By Stan Ber, email@example.com
4:43 PM EDT, September 24, 2013
Wow. Until you have been in the Southeastern Conference during the college football season, you really don't know how important that sport is to the people there. I just visited Chattanooga for the 150th Anniversary of the Battle of Chicagamauga during the Civil War and spent some time in Georgia where all you see is "Go Dawgs."
As it happened, I bumped into a couple of diehard Georgia fans in the lobby of our hotel and they weren't very happy about their team playing second fiddle to Alabama. "We haven't won a championship since 1980," said one. "And I ain't happy about that."
Football in that region is second only to religion and, believe me, the Maryland area just doesn't measure up to the intense emotions that pervade the scene there.
Even the excitement that the Terrapins are generating this season after their 4-0 start doesn't come close. Of course, I really can't understand all the excitement. I went to Bowdoin and we scored five big points in our opener this past week.
Nyad is a shining example
Despite the criticism that some have directed against 64-year-old Diana Nyad for her 110-mile swim from Cuba to Florida, I remain amazed at her performance. How many people that age can even attempt a feat like that?
And that brings me to a favorite topic of mine. I want people over the age of 50 to get off the couches and get into the swing of exercising and participating in some sort of sporting activity. I don't care if it's walking, riding a recumbent bike, swimming, playing tennis, softball or whatever.
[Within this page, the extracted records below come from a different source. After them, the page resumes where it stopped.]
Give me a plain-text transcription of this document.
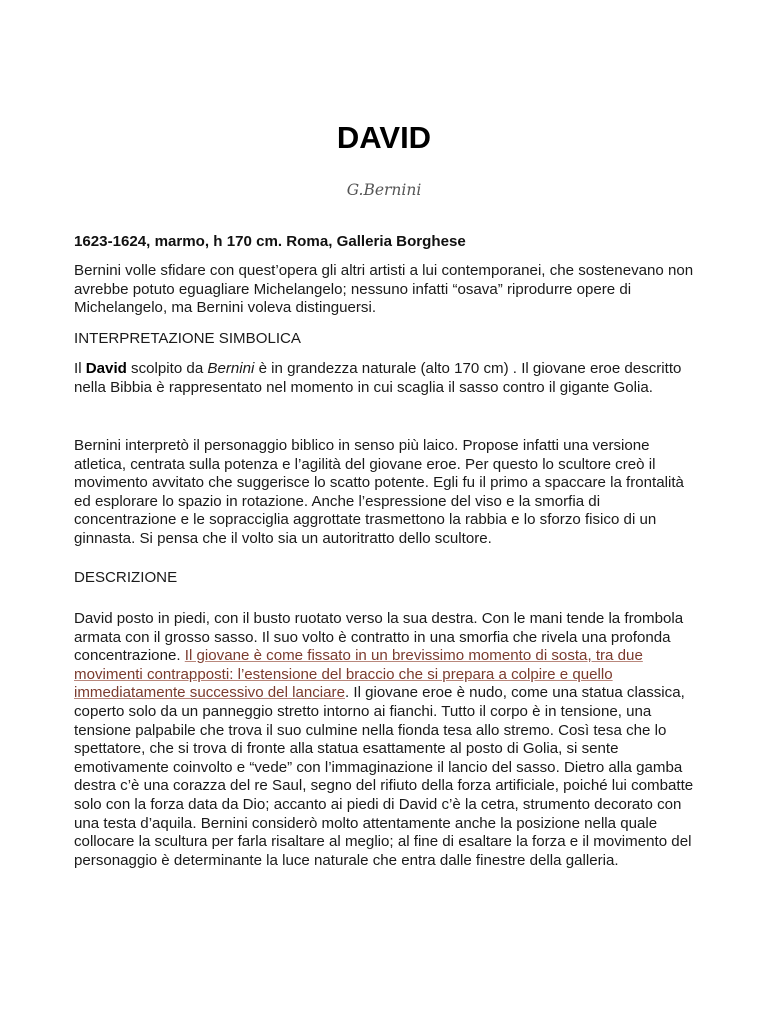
DAVID

G.Bernini

1623-1624, marmo, h 170 cm. Roma, Galleria Borghese

Bernini volle sfidare con quest’opera gli altri artisti a lui contemporanei, che sostenevano non avrebbe potuto eguagliare Michelangelo; nessuno infatti “osava” riprodurre opere di Michelangelo, ma Bernini voleva distinguersi.

INTERPRETAZIONE SIMBOLICA

Il David scolpito da Bernini è in grandezza naturale (alto 170 cm) . Il giovane eroe descritto nella Bibbia è rappresentato nel momento in cui scaglia il sasso contro il gigante Golia.

Bernini interpretò il personaggio biblico in senso più laico. Propose infatti una versione atletica, centrata sulla potenza e l’agilità del giovane eroe. Per questo lo scultore creò il movimento avvitato che suggerisce lo scatto potente. Egli fu il primo a spaccare la frontalità ed esplorare lo spazio in rotazione. Anche l’espressione del viso e la smorfia di concentrazione e le sopracciglia aggrottate trasmettono la rabbia e lo sforzo fisico di un ginnasta. Si pensa che il volto sia un autoritratto dello scultore.

DESCRIZIONE

David posto in piedi, con il busto ruotato verso la sua destra. Con le mani tende la frombola armata con il grosso sasso. Il suo volto è contratto in una smorfia che rivela una profonda concentrazione. Il giovane è come fissato in un brevissimo momento di sosta, tra due movimenti contrapposti: l’estensione del braccio che si prepara a colpire e quello immediatamente successivo del lanciare. Il giovane eroe è nudo, come una statua classica, coperto solo da un panneggio stretto intorno ai fianchi. Tutto il corpo è in tensione, una tensione palpabile che trova il suo culmine nella fionda tesa allo stremo. Così tesa che lo spettatore, che si trova di fronte alla statua esattamente al posto di Golia, si sente emotivamente coinvolto e “vede” con l’immaginazione il lancio del sasso. Dietro alla gamba destra c’è una corazza del re Saul, segno del rifiuto della forza artificiale, poiché lui combatte solo con la forza data da Dio; accanto ai piedi di David c’è la cetra, strumento decorato con una testa d’aquila. Bernini considerò molto attentamente anche la posizione nella quale collocare la scultura per farla risaltare al meglio; al fine di esaltare la forza e il movimento del personaggio è determinante la luce naturale che entra dalle finestre della galleria.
I want to see more of our older population living better through exercise and eating better.
I am pretty certain that we have in our community some former athletes who think that time has passed them by and they don't hit a golf ball or play tennis, swim, play baseball or basketball anymore. I encourage them to get started again in some kind of activity that can only improve their health. Sitting around and watching someone else play on the tube is not the way to go.
I like what the Senior Olympics has done for many of its participants. It actually has given some of our older athletes a new purpose in life and it shows us just how good some of them still are.
I don't expect the times for runners to be on a par to when the athlete was much younger, but I am still amazed at how fast some still are.
I know the aches and pains that come with age but we don't have to throw in the towel just yet. Start slowly, but at least start doing some activity. I, myself, have had a series of physical problems over the past three years or so, but I still do exercise on my recumbent bike and treadmill every day. I feel much better than I have in years. Besides, one of the big benefits of exercising for senior citizens is that it can keep weight gain in check with proper eating habits, and reduce that gut that seems to appear suddenly with age.
A year ago I went to Cedar Lane to watch some of our older players in a softball game. I was amazed how good they were and how competitive they can be.
You don't have to be that serious. You only have to get out and work at your own pace. I guarantee that you will feel better once you rid yourself of that rust.
So get those clubs, racquets or running shoes back out and watch for older groups to join.
There are a number of them around and I am sure they would benefit from your participation.